Story

Family time for everyone. Everywhere.

How a global standard helps shift mindsets, challenge norms and support inclusive parenthood around the world

Culture New Work Apr 17, 2026

Henkel is the first company in Germany’s DAX 40 blue-chip index to introduce a fully paid global parental leave policy. Across all genders, family structures and in more than 80 countries. How does such an initiative come into being, and what does it mean for people working in countries where the state offers little more than five days? We take a closer look at the initiative and speak to those who have already benefited from it – in Mexico, North America, South Korea and China.

Work shapes how we think, who we are, what we achieve. But it is not everything. There are moments that push everything else aside and shape the strength with which we return. The birth of a child is one of those moments. It works best when both sides align: a private life that is changing, beginning anew with a new family member, and a job that holds your place.

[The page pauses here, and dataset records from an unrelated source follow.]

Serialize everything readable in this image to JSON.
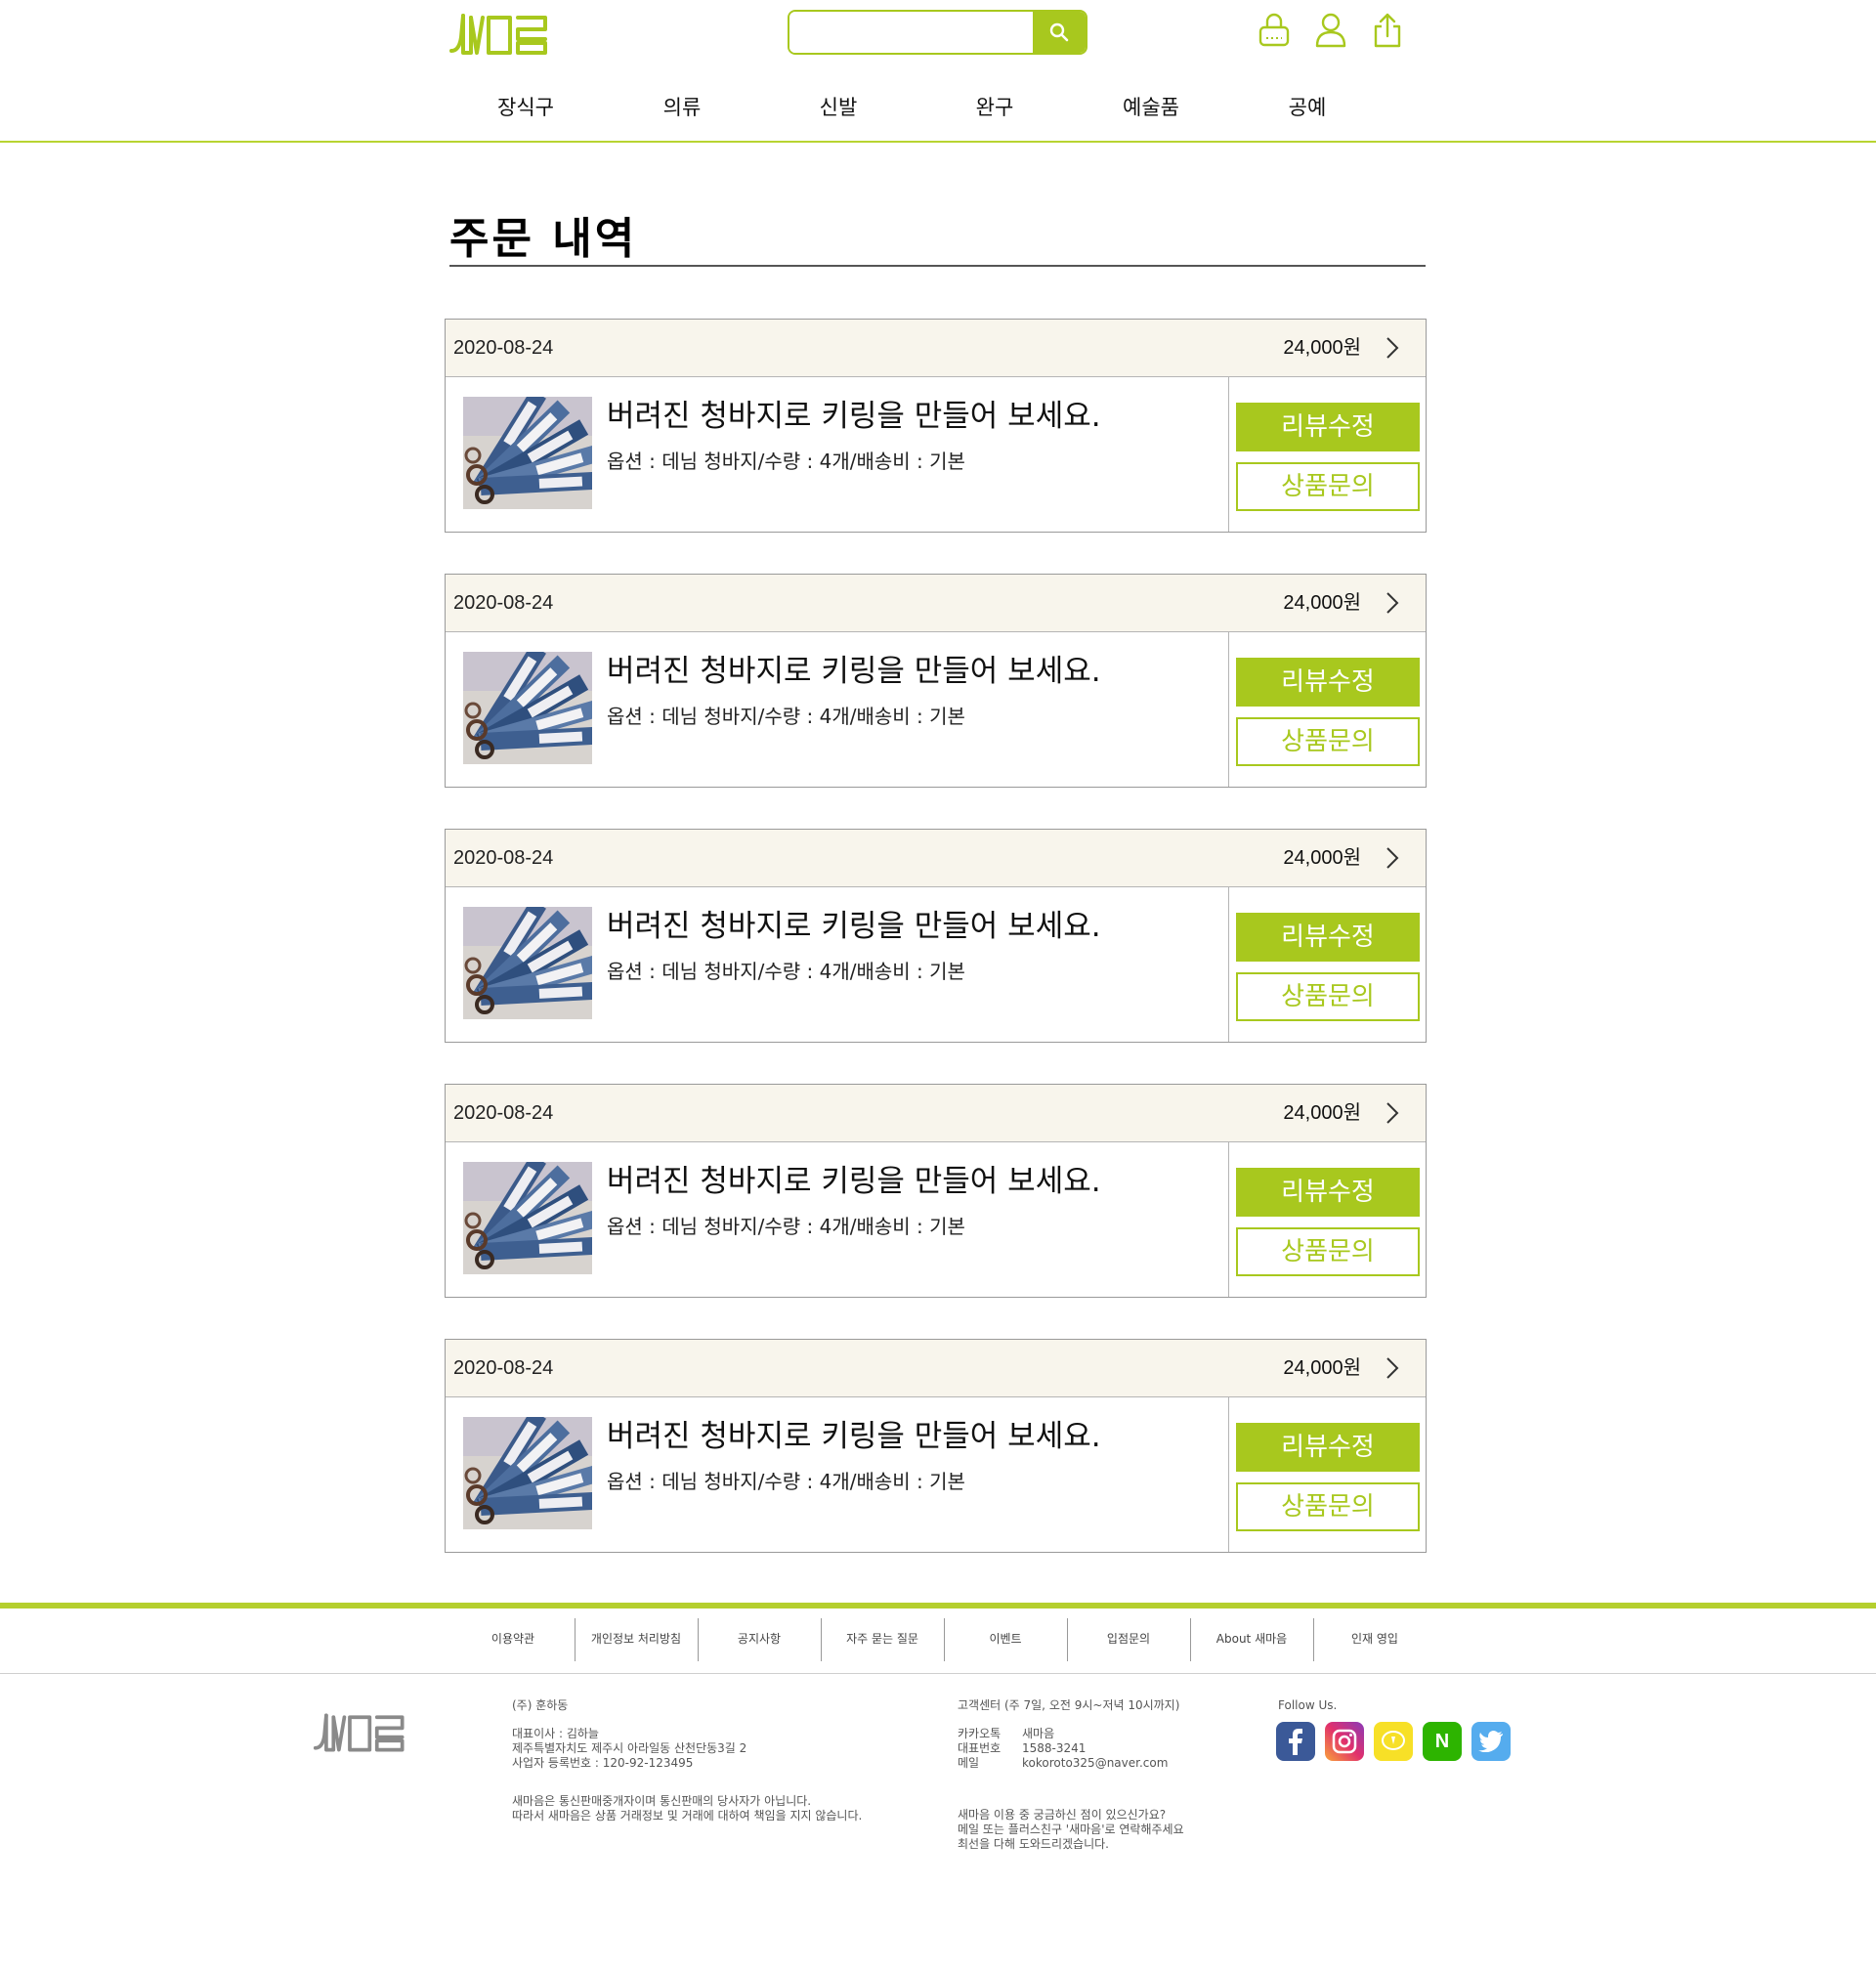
{
  "header": {
    "search_placeholder": "",
    "nav": [
      "장식구",
      "의류",
      "신발",
      "완구",
      "예술품",
      "공예"
    ]
  },
  "page": {
    "title": "주문 내역"
  },
  "orders": [
    {
      "date": "2020-08-24",
      "price": "24,000원",
      "product": "버려진 청바지로 키링을 만들어 보세요.",
      "option": "옵션 : 데님 청바지/수량 : 4개/배송비 : 기본",
      "review_label": "리뷰수정",
      "inquiry_label": "상품문의"
    },
    {
      "date": "2020-08-24",
      "price": "24,000원",
      "product": "버려진 청바지로 키링을 만들어 보세요.",
      "option": "옵션 : 데님 청바지/수량 : 4개/배송비 : 기본",
      "review_label": "리뷰수정",
      "inquiry_label": "상품문의"
    },
    {
      "date": "2020-08-24",
      "price": "24,000원",
      "product": "버려진 청바지로 키링을 만들어 보세요.",
      "option": "옵션 : 데님 청바지/수량 : 4개/배송비 : 기본",
      "review_label": "리뷰수정",
      "inquiry_label": "상품문의"
    },
    {
      "date": "2020-08-24",
      "price": "24,000원",
      "product": "버려진 청바지로 키링을 만들어 보세요.",
      "option": "옵션 : 데님 청바지/수량 : 4개/배송비 : 기본",
      "review_label": "리뷰수정",
      "inquiry_label": "상품문의"
    },
    {
      "date": "2020-08-24",
      "price": "24,000원",
      "product": "버려진 청바지로 키링을 만들어 보세요.",
      "option": "옵션 : 데님 청바지/수량 : 4개/배송비 : 기본",
      "review_label": "리뷰수정",
      "inquiry_label": "상품문의"
    }
  ],
  "footer": {
    "links": [
      "이용약관",
      "개인정보 처리방침",
      "공지사항",
      "자주 묻는 질문",
      "이벤트",
      "입점문의",
      "About 새마음",
      "인재 영입"
    ],
    "company": {
      "name": "(주) 훈하동",
      "ceo": "대표이사 : 김하늘",
      "address": "제주특별자치도 제주시 아라일동 산천단동3길 2",
      "biz_no": "사업자 등록번호 : 120-92-123495",
      "notice1": "새마음은 통신판매중개자이며 통신판매의 당사자가 아닙니다.",
      "notice2": "따라서 새마음은 상품 거래정보 및 거래에 대하여 책임을 지지 않습니다."
    },
    "service": {
      "title": "고객센터 (주 7일, 오전 9시~저녁 10시까지)",
      "kakao_label": "카카오톡",
      "kakao_value": "새마음",
      "phone_label": "대표번호",
      "phone_value": "1588-3241",
      "mail_label": "메일",
      "mail_value": "kokoroto325@naver.com",
      "q1": "새마음 이용 중 궁금하신 점이 있으신가요?",
      "q2": "메일 또는 플러스친구 '새마음'로 연락해주세요",
      "q3": "최선을 다해 도와드리겠습니다."
    },
    "follow": "Follow Us.",
    "social_n": "N",
    "social": [
      "facebook-icon",
      "instagram-icon",
      "kakaotalk-icon",
      "naver-icon",
      "twitter-icon"
    ]
  },
  "colors": {
    "accent": "#a8c81e",
    "header_bg": "#f8f5ec",
    "border": "#9a9a9a"
  }
}
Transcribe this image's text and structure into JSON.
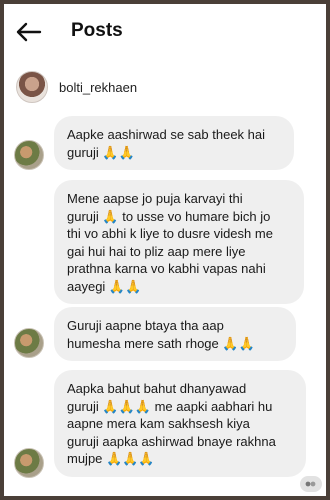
{
  "header": {
    "title": "Posts"
  },
  "author": {
    "username": "bolti_rekhaen"
  },
  "messages": [
    {
      "text": "Aapke aashirwad se sab theek hai\nguruji 🙏🙏"
    },
    {
      "text": "Mene aapse jo puja karvayi thi\nguruji 🙏 to usse vo humare bich jo\nthi vo abhi k liye to dusre videsh me\ngai hui hai to pliz aap mere liye\nprathna karna vo kabhi vapas nahi\naayegi 🙏🙏"
    },
    {
      "text": "Guruji aapne btaya tha aap\nhumesha mere sath rhoge 🙏🙏"
    },
    {
      "text": "Aapka bahut bahut dhanyawad\nguruji 🙏🙏🙏 me aapki aabhari hu\naapne mera kam sakhsesh kiya\nguruji aapka ashirwad bnaye rakhna\nmujpe 🙏🙏🙏"
    }
  ]
}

“This little being, completely dependent on you, to hold them and truly be there, that was a completely different experience,” says Sebastian Cordoba, Regional Process Manager at Henkel in Mexico City, and a first-time father. Without Henkel’s program, he would have missed much of it, he tells us. In Mexico, he would legally have been entitled to just five days. Thanks to Henkel’s program, he was able to take two months of parental leave while continuing to receive his salary. And more importantly, he was able to seize the opportunity to live fatherhood the way he had always imagined: as an equal parent, with all the opportunities and responsibilities that entails.

NURTURING NEW BEGINNINGS.
FROM PARENTAL LEAVE TO FAMILY TIME.

YouTube Thumbnail Nurturing new beginnings. From parental leave to family time. (Thumbnail)

One idea. 80 countries.

The program was co-initiated by Saskia Schmaus. She has been with Henkel for 18 years. And has always believed that combining family and career, staying financially independent and continuing to grow both personally and professionally should be possible for everyone. For almost four years, she has been responsible for equal opportunity across the company as Global Head of Diversity, Equity & Inclusion (DEI). Her team: three people. Her biggest initiative to date: the gender-neutral parental leave policy that Henkel introduced worldwide in January 2024. The initiative is part of a broader DEI strategy. The goal is to structurally embed equal opportunity in processes, leadership and concrete offerings for employees worldwide. Parental leave is a lever to fundamentally reshape role models and career trajectories over the long term.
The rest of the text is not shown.